Sri Lanka: Human Rights — [Dame Maria Miller in the Chair]

Part of the debate – in Westminster Hall am 2:59 pm ar 20 Mawrth 2024.

Danfonwch hysbysiad imi am ddadleuon fel hyn

Photo of Brendan O'Hara Brendan O'Hara Shadow SNP Spokesperson (Foreign Affairs) 2:59, 20 Mawrth 2024

I thank the hon. Member for that intervention. He is right, and I will touch on that momentarily.

It is absolutely essential that there is accountability and that people are held to account. We must use what powers we have to ensure that that happens, because various UN bodies, Human Rights Watch and other human rights organisations have long criticised successive Sri Lankan Administrations for failing to investigate seriously and prosecute those responsible for the most grievous of human rights abuses. Amnesty International has identified that despite mounting global pressure to act, those violators have gone scot-free. The issues have remained unaddressed, and groups pressuring the Government to act have been harassed and marginalised.

The hon. Member for Carshalton and Wallington talked about the 1979 Prevention of Terrorism Act. That has been an area of real, grave concern for many of us. The Act has allowed arbitrary arrests, detention without charge, false confession and torture of anyone suspected of terrorism. The Government have used that Act for 40 years to arrest and detain opponents and suppress the Tamil community. More recently, it has been used to detain protesters and anyone speaking out against the Government, even if their comments were made on social media. However, there are now real fears that its replacement, the Anti-Terrorism Bill, may be actually worse, and that the Government’s attitude towards minority groups has not changed one iota.

The Office of the UN High Commissioner for Human Rights has already stated that the new Anti-Terrorism Bill does not get anywhere close to sorting out the defects in the Prevention of Terrorism Act, saying:

“It is deeply regrettable that the proposed legislation does not remedy any of these defects”.

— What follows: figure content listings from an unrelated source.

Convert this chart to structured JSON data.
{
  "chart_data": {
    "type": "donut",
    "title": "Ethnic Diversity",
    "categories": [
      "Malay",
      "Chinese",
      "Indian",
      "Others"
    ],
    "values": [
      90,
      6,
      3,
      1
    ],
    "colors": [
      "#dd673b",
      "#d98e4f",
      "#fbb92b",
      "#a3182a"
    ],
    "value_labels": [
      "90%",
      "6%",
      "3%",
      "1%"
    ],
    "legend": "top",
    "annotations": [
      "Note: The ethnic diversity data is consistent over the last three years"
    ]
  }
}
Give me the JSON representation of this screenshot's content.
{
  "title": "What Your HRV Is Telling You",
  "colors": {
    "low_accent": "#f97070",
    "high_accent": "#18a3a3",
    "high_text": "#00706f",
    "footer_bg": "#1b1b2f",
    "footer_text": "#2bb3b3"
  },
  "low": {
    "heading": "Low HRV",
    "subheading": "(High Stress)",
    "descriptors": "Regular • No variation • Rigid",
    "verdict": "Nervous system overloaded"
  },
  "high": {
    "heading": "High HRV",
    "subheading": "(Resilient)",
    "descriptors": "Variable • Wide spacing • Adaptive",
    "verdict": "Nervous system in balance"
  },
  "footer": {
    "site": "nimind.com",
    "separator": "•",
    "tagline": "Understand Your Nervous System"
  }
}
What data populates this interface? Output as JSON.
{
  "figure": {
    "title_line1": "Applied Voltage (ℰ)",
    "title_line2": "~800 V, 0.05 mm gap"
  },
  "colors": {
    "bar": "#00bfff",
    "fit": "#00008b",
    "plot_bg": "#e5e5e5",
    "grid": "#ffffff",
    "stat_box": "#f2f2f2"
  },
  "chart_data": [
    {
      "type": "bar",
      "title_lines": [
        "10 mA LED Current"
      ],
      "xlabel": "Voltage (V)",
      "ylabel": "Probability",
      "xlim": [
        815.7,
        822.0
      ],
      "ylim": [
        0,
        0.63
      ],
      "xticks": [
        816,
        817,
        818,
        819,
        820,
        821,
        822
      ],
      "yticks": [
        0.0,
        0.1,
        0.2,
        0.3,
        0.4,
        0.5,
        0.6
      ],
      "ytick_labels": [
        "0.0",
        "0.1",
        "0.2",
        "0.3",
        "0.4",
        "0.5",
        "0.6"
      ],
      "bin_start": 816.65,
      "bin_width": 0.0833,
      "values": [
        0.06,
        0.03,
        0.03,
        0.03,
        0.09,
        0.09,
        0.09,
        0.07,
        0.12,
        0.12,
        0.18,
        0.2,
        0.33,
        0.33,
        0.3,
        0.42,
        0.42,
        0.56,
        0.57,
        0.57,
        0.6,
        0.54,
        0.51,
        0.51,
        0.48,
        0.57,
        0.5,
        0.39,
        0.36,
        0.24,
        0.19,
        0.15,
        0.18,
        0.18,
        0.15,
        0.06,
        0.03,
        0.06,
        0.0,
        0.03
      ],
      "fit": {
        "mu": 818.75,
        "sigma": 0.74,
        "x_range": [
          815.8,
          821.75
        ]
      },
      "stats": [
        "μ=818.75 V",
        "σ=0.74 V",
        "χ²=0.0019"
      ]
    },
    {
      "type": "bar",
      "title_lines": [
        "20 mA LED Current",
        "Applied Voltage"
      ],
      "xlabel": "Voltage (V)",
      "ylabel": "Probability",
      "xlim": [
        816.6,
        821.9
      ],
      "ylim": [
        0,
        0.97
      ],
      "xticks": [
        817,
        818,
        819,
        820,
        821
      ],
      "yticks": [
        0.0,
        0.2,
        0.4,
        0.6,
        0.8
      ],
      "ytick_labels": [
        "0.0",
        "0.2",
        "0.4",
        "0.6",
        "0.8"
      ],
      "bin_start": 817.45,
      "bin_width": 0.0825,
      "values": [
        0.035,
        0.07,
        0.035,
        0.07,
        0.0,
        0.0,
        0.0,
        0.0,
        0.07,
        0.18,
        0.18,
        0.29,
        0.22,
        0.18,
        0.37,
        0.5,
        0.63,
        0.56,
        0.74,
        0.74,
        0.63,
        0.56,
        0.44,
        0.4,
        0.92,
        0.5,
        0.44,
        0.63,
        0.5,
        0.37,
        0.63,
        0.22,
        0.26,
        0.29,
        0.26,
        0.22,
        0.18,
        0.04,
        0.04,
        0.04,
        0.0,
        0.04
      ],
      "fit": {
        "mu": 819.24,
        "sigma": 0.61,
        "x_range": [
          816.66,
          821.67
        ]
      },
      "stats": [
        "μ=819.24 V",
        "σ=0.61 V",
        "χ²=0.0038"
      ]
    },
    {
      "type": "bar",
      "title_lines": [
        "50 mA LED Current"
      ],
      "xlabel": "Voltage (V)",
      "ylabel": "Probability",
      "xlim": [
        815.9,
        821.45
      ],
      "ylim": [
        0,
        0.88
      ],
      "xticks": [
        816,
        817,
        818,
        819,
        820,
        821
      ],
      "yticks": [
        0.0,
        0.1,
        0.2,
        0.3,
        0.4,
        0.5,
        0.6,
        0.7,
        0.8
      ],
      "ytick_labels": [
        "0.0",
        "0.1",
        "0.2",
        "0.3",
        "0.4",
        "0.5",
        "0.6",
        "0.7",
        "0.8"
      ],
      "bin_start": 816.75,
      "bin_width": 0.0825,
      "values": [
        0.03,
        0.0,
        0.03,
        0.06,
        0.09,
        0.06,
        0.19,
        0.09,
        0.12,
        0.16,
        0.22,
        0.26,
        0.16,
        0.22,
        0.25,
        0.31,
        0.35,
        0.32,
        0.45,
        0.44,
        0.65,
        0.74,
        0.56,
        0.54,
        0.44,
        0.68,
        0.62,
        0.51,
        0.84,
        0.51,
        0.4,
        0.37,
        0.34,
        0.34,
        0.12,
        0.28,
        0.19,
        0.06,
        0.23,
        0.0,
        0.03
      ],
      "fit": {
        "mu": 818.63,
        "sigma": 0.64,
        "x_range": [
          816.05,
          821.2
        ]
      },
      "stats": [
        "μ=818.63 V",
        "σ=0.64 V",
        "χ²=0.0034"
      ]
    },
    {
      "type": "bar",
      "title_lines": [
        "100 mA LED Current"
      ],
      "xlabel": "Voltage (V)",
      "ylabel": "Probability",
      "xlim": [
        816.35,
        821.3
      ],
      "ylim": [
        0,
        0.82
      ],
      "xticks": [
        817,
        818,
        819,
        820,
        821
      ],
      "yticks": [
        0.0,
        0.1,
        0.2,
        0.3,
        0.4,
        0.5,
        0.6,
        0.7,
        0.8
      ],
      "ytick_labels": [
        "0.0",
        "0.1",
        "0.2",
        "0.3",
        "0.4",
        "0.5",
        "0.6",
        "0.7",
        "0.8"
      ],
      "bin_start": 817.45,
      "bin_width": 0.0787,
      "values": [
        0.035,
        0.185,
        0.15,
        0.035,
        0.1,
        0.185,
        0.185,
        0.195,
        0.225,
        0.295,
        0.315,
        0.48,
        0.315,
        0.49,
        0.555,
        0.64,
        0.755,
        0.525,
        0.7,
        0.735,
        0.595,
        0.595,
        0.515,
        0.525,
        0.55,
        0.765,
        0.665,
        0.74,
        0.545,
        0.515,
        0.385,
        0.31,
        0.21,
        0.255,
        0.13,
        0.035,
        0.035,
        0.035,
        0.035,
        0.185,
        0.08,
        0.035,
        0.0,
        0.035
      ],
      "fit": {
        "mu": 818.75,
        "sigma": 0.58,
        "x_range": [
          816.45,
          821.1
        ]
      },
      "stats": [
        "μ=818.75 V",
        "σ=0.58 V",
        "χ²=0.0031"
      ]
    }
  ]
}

Earlier this month, Human Rights Watch reported on the proposed new laws, which it says will “severely curtail civil liberties”. The new laws, including an Online Safety Act, an Electronic Media Broadcasting Authority Bill and a Non-Governmental Organisations (Registration and Supervision) Bill, will grant broad powers to security forces and severely restrict the right to freedom of assembly, association and expression. They will impact on not only the civic space, but the business environment.

Sri Lanka appears to be going backwards in its adherence to the principles of upholding and protecting fundamental human rights that we hold dear. As the hon. Member for Mitcham and Morden said, that represents a collective failure by the international community. It says that we and our partners have not done nearly enough to pressure the Sri Lankan Government to change their behaviour. Thus far, I believe that we have not used all options open to us. Is it not time that, as well as discussing and debating in this place, and the Foreign, Commonwealth and Development Office persuading and pressuring in its place, the UK actually flexes its muscles where it can? It should apply targeted Magnitsky sanctions against those who can be identified as active or complicit in human rights abuses. Other countries can do it, and other countries have done it. That is the very least that the victims of the war—both living and dead, both here and in Sri Lanka—could and should expect from us.